Dieses permanente Lächeln hat sich in sein Gesicht eingegraben, in tiefen Furchen. Freundlich, fröhlich kommt Ulrich Weber, Personalvorstand der Deutschen Bahn, stets daher. So hat er selbst einen Kampf gewonnen, an dem sich seine Vorgänger regelmäßig abgeschuftet haben: Nach nur zwei Verhandlungsrunden hat Weber am Dienstag mit der Lokführergewerkschaft GDL einen Tarifvertrag ausgehandelt, der dem Konzern rund zwei Jahre Frieden an dieser Front bringt. Ohne Streiks, ohne öffentliche Schlammschlacht. Eigentlich hätte es noch schneller gehen können, kokettierte Weber. Früher, in anderen Unternehmen, habe er durchaus auch schon mal in der ersten Verhandlungsrunde ein Ergebnis erzielt.
Selbst GDL-Gewerkschaftsführer Claus Weselsky findet ungewohnt lobende Worte. Weber sei sehr professionell. "Beide Seiten haben darauf geachtet, die Situation nicht eskalieren zu lassen", sagt Weselsky, der eine Woche vor der jüngsten Runde auch schon mal vorsorglich mit Warnstreiks mitten in der Ferienzeit gedroht hatte. Weber sei besonnen, aber konsequent. Weselskys Vorgänger Manfred Schell hatte seine Verhandlungspartner dagegen noch als "Außerirdische" tituliert.

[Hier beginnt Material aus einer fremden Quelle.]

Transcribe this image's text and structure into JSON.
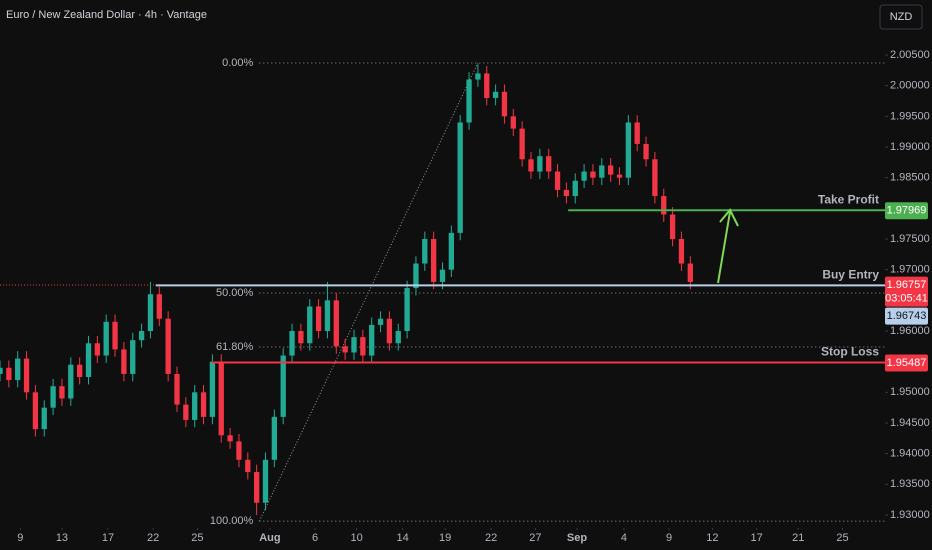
{
  "chart_data": {
    "type": "candlestick",
    "title": "Euro / New Zealand Dollar · 4h · Vantage",
    "currency_button": "NZD",
    "up_color": "#22ab94",
    "down_color": "#f23645",
    "x": [
      0,
      1,
      2,
      3,
      4,
      5,
      6,
      7,
      8,
      9,
      10,
      11,
      12,
      13,
      14,
      15,
      16,
      17,
      18,
      19,
      20,
      21,
      22,
      23,
      24,
      25,
      26,
      27,
      28,
      29,
      30,
      31,
      32,
      33,
      34,
      35,
      36,
      37,
      38,
      39,
      40,
      41,
      42,
      43,
      44,
      45,
      46,
      47,
      48,
      49,
      50,
      51,
      52,
      53,
      54,
      55,
      56,
      57,
      58,
      59,
      60,
      61,
      62,
      63,
      64,
      65,
      66,
      67,
      68,
      69,
      70,
      71,
      72,
      73,
      74,
      75,
      76,
      77,
      78
    ],
    "open": [
      1.953,
      1.954,
      1.952,
      1.9555,
      1.95,
      1.944,
      1.9475,
      1.951,
      1.949,
      1.9545,
      1.9525,
      1.958,
      1.956,
      1.9615,
      1.957,
      1.953,
      1.9585,
      1.96,
      1.966,
      1.962,
      1.953,
      1.948,
      1.9455,
      1.95,
      1.946,
      1.955,
      1.943,
      1.942,
      1.939,
      1.937,
      1.932,
      1.939,
      1.946,
      1.956,
      1.96,
      1.958,
      1.964,
      1.96,
      1.965,
      1.9575,
      1.9565,
      1.959,
      1.956,
      1.961,
      1.962,
      1.958,
      1.96,
      1.967,
      1.971,
      1.975,
      1.968,
      1.97,
      1.976,
      1.994,
      2.001,
      2.002,
      1.998,
      1.999,
      1.995,
      1.993,
      1.988,
      1.986,
      1.9885,
      1.986,
      1.983,
      1.982,
      1.9845,
      1.986,
      1.985,
      1.987,
      1.9855,
      1.985,
      1.994,
      1.9905,
      1.988,
      1.982,
      1.979,
      1.975,
      1.971
    ],
    "high": [
      1.9552,
      1.9552,
      1.9567,
      1.9567,
      1.9512,
      1.9487,
      1.9522,
      1.9522,
      1.9557,
      1.9557,
      1.9592,
      1.9592,
      1.9627,
      1.9627,
      1.9582,
      1.9597,
      1.9612,
      1.968,
      1.9672,
      1.9632,
      1.9542,
      1.9492,
      1.9512,
      1.9512,
      1.9562,
      1.9562,
      1.9442,
      1.9432,
      1.9402,
      1.9382,
      1.9402,
      1.9472,
      1.9572,
      1.9612,
      1.9612,
      1.9652,
      1.9652,
      1.968,
      1.9662,
      1.9587,
      1.9602,
      1.9602,
      1.9622,
      1.9632,
      1.9632,
      1.9612,
      1.9682,
      1.9722,
      1.9762,
      1.9762,
      1.9712,
      1.9772,
      1.9952,
      2.0022,
      2.0035,
      2.0032,
      2.0002,
      2.0002,
      1.9962,
      1.9942,
      1.9892,
      1.9897,
      1.9897,
      1.9872,
      1.9842,
      1.9857,
      1.9872,
      1.9872,
      1.9882,
      1.9882,
      1.9867,
      1.9952,
      1.9952,
      1.9917,
      1.9892,
      1.9832,
      1.9802,
      1.9762,
      1.9722
    ],
    "low": [
      1.9518,
      1.9508,
      1.9508,
      1.9488,
      1.9428,
      1.9428,
      1.9463,
      1.9478,
      1.9478,
      1.9513,
      1.9513,
      1.9548,
      1.9548,
      1.9558,
      1.9518,
      1.9518,
      1.9573,
      1.9588,
      1.9608,
      1.9518,
      1.9468,
      1.9443,
      1.9443,
      1.9448,
      1.9448,
      1.9418,
      1.9408,
      1.9378,
      1.9358,
      1.93,
      1.9308,
      1.9378,
      1.9448,
      1.9548,
      1.9568,
      1.9568,
      1.9588,
      1.9588,
      1.9563,
      1.9553,
      1.9553,
      1.9548,
      1.9548,
      1.9598,
      1.9568,
      1.9568,
      1.9588,
      1.9658,
      1.9698,
      1.9668,
      1.9668,
      1.9688,
      1.9748,
      1.9928,
      1.9998,
      1.9968,
      1.9968,
      1.9938,
      1.9918,
      1.9868,
      1.9848,
      1.9848,
      1.9848,
      1.9818,
      1.9808,
      1.9808,
      1.9833,
      1.9838,
      1.9838,
      1.9843,
      1.9838,
      1.9838,
      1.9893,
      1.9868,
      1.9808,
      1.9778,
      1.9738,
      1.9698,
      1.9668
    ],
    "close": [
      1.954,
      1.952,
      1.9555,
      1.95,
      1.944,
      1.9475,
      1.951,
      1.949,
      1.9545,
      1.9525,
      1.958,
      1.956,
      1.9615,
      1.957,
      1.953,
      1.9585,
      1.96,
      1.966,
      1.962,
      1.953,
      1.948,
      1.9455,
      1.95,
      1.946,
      1.955,
      1.943,
      1.942,
      1.939,
      1.937,
      1.932,
      1.939,
      1.946,
      1.956,
      1.96,
      1.958,
      1.964,
      1.96,
      1.965,
      1.9575,
      1.9565,
      1.959,
      1.956,
      1.961,
      1.962,
      1.958,
      1.96,
      1.967,
      1.971,
      1.975,
      1.968,
      1.97,
      1.976,
      1.994,
      2.001,
      2.002,
      1.998,
      1.999,
      1.995,
      1.993,
      1.988,
      1.986,
      1.9885,
      1.986,
      1.983,
      1.982,
      1.9845,
      1.986,
      1.985,
      1.987,
      1.9855,
      1.985,
      1.994,
      1.9905,
      1.988,
      1.982,
      1.979,
      1.975,
      1.971,
      1.968
    ],
    "xlim": [
      0,
      100
    ],
    "xticks": [
      {
        "value": 2.3,
        "label": "9"
      },
      {
        "value": 7.0,
        "label": "13"
      },
      {
        "value": 12.2,
        "label": "17"
      },
      {
        "value": 17.3,
        "label": "22"
      },
      {
        "value": 22.3,
        "label": "25"
      },
      {
        "value": 30.5,
        "label": "Aug"
      },
      {
        "value": 35.6,
        "label": "6"
      },
      {
        "value": 40.3,
        "label": "10"
      },
      {
        "value": 45.5,
        "label": "14"
      },
      {
        "value": 50.3,
        "label": "19"
      },
      {
        "value": 55.5,
        "label": "22"
      },
      {
        "value": 60.5,
        "label": "27"
      },
      {
        "value": 65.2,
        "label": "Sep"
      },
      {
        "value": 70.5,
        "label": "4"
      },
      {
        "value": 75.6,
        "label": "9"
      },
      {
        "value": 80.5,
        "label": "12"
      },
      {
        "value": 85.5,
        "label": "17"
      },
      {
        "value": 90.2,
        "label": "21"
      },
      {
        "value": 95.2,
        "label": "25"
      }
    ],
    "ylim": [
      1.92788,
      2.01397
    ],
    "yticks": [
      {
        "value": 2.005,
        "label": "2.00500"
      },
      {
        "value": 2.0,
        "label": "2.00000"
      },
      {
        "value": 1.995,
        "label": "1.99500"
      },
      {
        "value": 1.99,
        "label": "1.99000"
      },
      {
        "value": 1.985,
        "label": "1.98500"
      },
      {
        "value": 1.975,
        "label": "1.97500"
      },
      {
        "value": 1.97,
        "label": "1.97000"
      },
      {
        "value": 1.96,
        "label": "1.96000"
      },
      {
        "value": 1.95,
        "label": "1.95000"
      },
      {
        "value": 1.945,
        "label": "1.94500"
      },
      {
        "value": 1.94,
        "label": "1.94000"
      },
      {
        "value": 1.935,
        "label": "1.93500"
      },
      {
        "value": 1.93,
        "label": "1.93000"
      }
    ],
    "fib": {
      "x_start": 29.3,
      "x_end": 54,
      "levels": [
        {
          "label": "0.00%",
          "value": 2.0037
        },
        {
          "label": "50.00%",
          "value": 1.9662
        },
        {
          "label": "61.80%",
          "value": 1.9574
        },
        {
          "label": "100.00%",
          "value": 1.929
        }
      ]
    },
    "levels": [
      {
        "name": "Take Profit",
        "value": 1.97969,
        "color": "#4caf50",
        "x_start": 64.2
      },
      {
        "name": "Buy Entry",
        "value": 1.96743,
        "color": "#b7cfe8",
        "x_start": 17.6
      },
      {
        "name": "Stop Loss",
        "value": 1.95487,
        "color": "#f23645",
        "x_start": 23.9
      }
    ],
    "last_price": {
      "value": 1.96757,
      "countdown": "03:05:41",
      "color": "#f23645"
    }
  }
}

Weber hat Ruhe in den von langwierigen Ausständen und einer tief greifenden Datenaffäre erschütterten Bahn-Konzern gebracht. Als danach fast die komplette Vorstandsriege abtreten musste, wurde Weber geholt. Dass der verlorenes Vertrauen zurückgewinnen kann, hatte er zuvor als Personalvorstand beim ehemaligen Bergbaukonzern RAG während der Transformation zum Chemiekonzern Evonik bewiesen. Seit drei Jahren ist der 62-Jährige oberster Personaler der Bahn - und definiert seine Rolle selbstbewusst: "Ein Unternehmen, das in der heutigen Zeit die Personalpolitik vernachlässigt, macht einen schweren Fehler", sagte Weber im Interview der aktuellen Ausgabe des FTD-Schwestermagazins Capital.

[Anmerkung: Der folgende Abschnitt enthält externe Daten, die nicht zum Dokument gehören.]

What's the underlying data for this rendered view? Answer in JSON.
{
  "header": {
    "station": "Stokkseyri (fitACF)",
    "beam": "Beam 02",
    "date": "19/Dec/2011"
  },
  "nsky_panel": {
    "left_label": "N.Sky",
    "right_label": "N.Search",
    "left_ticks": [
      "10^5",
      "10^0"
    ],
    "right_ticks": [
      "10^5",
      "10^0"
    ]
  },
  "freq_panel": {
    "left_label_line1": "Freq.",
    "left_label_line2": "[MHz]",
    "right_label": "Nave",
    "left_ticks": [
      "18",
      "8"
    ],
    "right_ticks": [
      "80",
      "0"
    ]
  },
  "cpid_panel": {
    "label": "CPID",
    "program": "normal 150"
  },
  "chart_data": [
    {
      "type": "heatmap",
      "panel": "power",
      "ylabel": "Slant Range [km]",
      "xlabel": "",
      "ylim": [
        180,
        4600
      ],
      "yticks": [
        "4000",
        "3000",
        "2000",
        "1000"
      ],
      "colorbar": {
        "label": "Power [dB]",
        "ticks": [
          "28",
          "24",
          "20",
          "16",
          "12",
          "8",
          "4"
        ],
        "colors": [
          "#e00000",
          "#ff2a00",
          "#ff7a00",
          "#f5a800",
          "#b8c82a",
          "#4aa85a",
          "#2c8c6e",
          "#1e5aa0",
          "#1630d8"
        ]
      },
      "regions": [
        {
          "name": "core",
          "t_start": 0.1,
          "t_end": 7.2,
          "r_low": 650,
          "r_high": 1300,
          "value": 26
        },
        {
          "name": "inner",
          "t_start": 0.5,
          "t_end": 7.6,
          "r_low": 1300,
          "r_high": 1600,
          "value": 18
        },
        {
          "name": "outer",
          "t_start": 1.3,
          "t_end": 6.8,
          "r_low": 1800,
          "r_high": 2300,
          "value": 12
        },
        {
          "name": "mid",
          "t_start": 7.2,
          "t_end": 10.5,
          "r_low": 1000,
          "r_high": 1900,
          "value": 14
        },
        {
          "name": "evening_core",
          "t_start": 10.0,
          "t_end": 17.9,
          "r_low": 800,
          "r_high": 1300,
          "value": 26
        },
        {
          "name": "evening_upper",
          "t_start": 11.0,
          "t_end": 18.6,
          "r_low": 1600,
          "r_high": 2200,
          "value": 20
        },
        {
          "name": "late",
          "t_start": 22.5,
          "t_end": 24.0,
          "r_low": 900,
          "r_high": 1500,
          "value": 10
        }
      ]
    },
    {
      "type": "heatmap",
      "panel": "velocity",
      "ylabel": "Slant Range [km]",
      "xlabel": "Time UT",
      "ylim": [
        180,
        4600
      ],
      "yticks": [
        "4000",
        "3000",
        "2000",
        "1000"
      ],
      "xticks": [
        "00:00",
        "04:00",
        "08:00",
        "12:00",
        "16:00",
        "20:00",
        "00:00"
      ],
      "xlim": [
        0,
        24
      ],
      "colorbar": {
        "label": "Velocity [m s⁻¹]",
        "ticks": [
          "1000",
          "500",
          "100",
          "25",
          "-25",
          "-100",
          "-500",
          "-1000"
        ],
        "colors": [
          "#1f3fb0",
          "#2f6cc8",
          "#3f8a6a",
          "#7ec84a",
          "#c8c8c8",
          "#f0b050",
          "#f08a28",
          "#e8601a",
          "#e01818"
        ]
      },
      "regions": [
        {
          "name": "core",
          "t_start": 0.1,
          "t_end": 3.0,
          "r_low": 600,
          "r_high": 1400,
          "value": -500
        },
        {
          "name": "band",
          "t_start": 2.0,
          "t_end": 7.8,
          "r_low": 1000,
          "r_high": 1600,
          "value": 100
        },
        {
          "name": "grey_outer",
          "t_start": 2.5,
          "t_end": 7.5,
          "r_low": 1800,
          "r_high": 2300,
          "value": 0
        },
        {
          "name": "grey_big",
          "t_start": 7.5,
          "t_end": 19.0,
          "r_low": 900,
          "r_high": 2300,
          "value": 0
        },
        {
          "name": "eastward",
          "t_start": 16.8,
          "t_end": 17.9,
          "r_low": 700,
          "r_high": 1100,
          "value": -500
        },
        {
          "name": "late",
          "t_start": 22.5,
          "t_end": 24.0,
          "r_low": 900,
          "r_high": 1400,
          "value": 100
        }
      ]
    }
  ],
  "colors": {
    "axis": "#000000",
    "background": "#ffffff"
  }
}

Einen Kulturwandel braucht der Staatskonzern. Seit 1994, dem Beginn der Bahnreform in Deutschland, hat das Unternehmen im Schnitt jedes Jahr 10.000 Arbeitsplätze abgebaut. Der vom damaligen Bahn-Chef Hartmut Mehdorn forcierte, schließlich aber gekippte Börsengang sorgte für ordentlich Anspannung unter den weltweit 300.000 Mitarbeitern.

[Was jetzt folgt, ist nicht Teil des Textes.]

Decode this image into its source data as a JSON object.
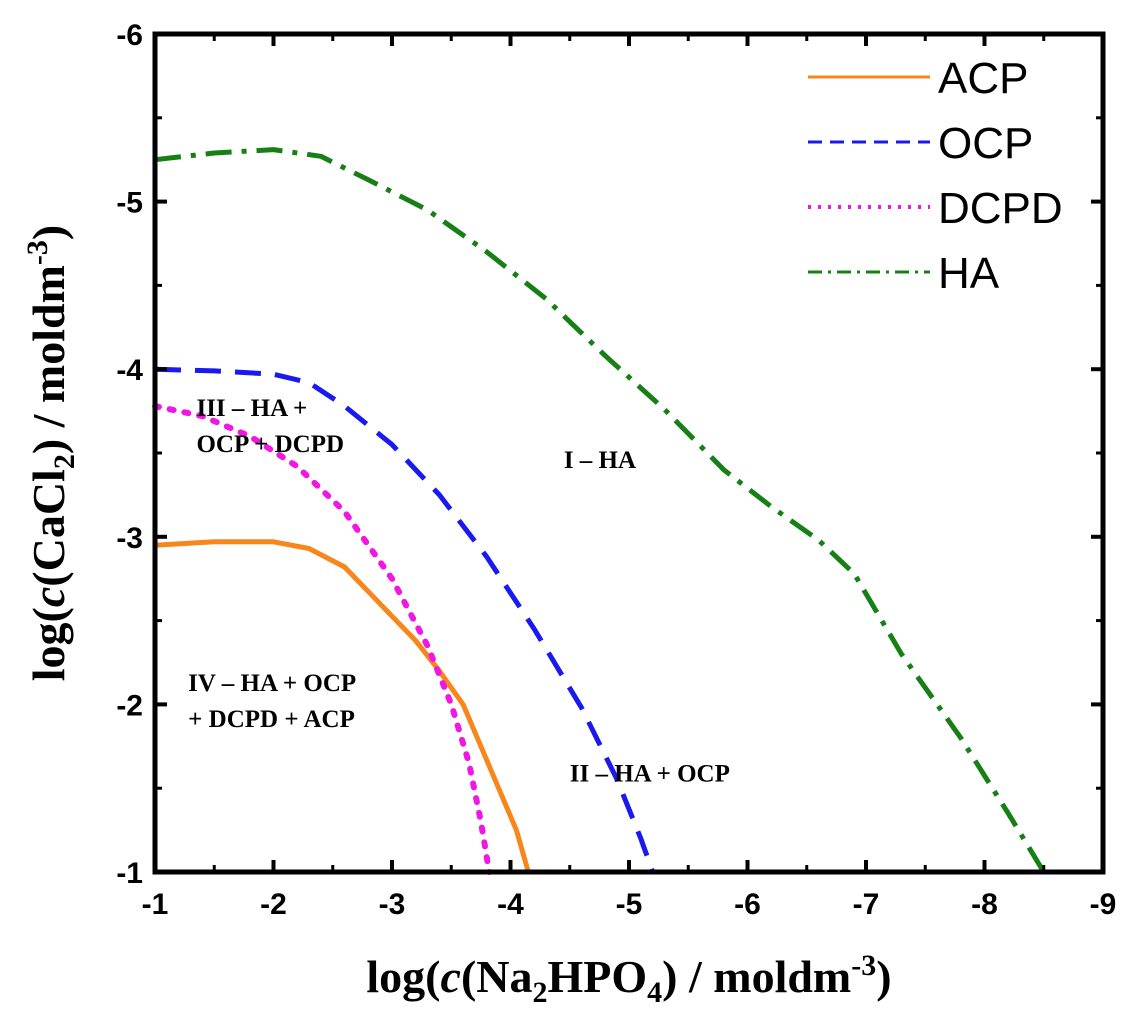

Weber muss für gute Stimmung sorgen. Intern wie extern. Denn in den nächsten zehn Jahren werden sich so viele Bahner in den Ruhestand verabschieden, dass pro Jahr 7000 bis 8000 neue Mitarbeiter eingestellt werden müssen. Nicht nur Lokführer; weit über 300 verschiedene Jobprofile führt die Personalabteilung auf. Doch an qualifizierten Fachkräften mangelt es gerade in Deutschland. Und wenige peilen eine Karriere bei der Bahn an. Weber wurmt es, dass der Konzern nicht so wie BMW oder Audi in der ersten Liga der attraktiven Arbeitgeber spielt, sondern in einschlägigen Rankings auf Platz 17 rangiert. Weber und Konzernchef Rüdiger Grube wollen aber unter die Top Ten. Das haben sie als einen der wichtigsten Punkte im neuen Strategiepapier "DB 2020" fixiert. Mitte Oktober wird Weber dafür eine Kampagne starten.
Bei seiner Charmeoffensive verlässt Weber sich vor allem auf weibliche Hilfe. Vier seiner Bereichsvorstandsposten hat er mit Frauen besetzt. Projekte wie Karriereförderung oder Teilzeitangebote hat Weber, dessen Vertrag noch zwei Jahre läuft, zu seiner Hauptaufgabe gemacht. Den bisherigen Fortschritt lässt er sich im Herbst in der ersten konzernweiten Mitarbeiterbefragung quittieren. Ehrliche Antworten scheut er nicht. Harte Ansagen, falls nötig, aber auch nicht. "Wenn etwas kurzfristig zu regeln ist, machen wir das zusammen aus", sagt Weselsky. So gibt es dann auch schnell mal einen neuen Tarifvertrag.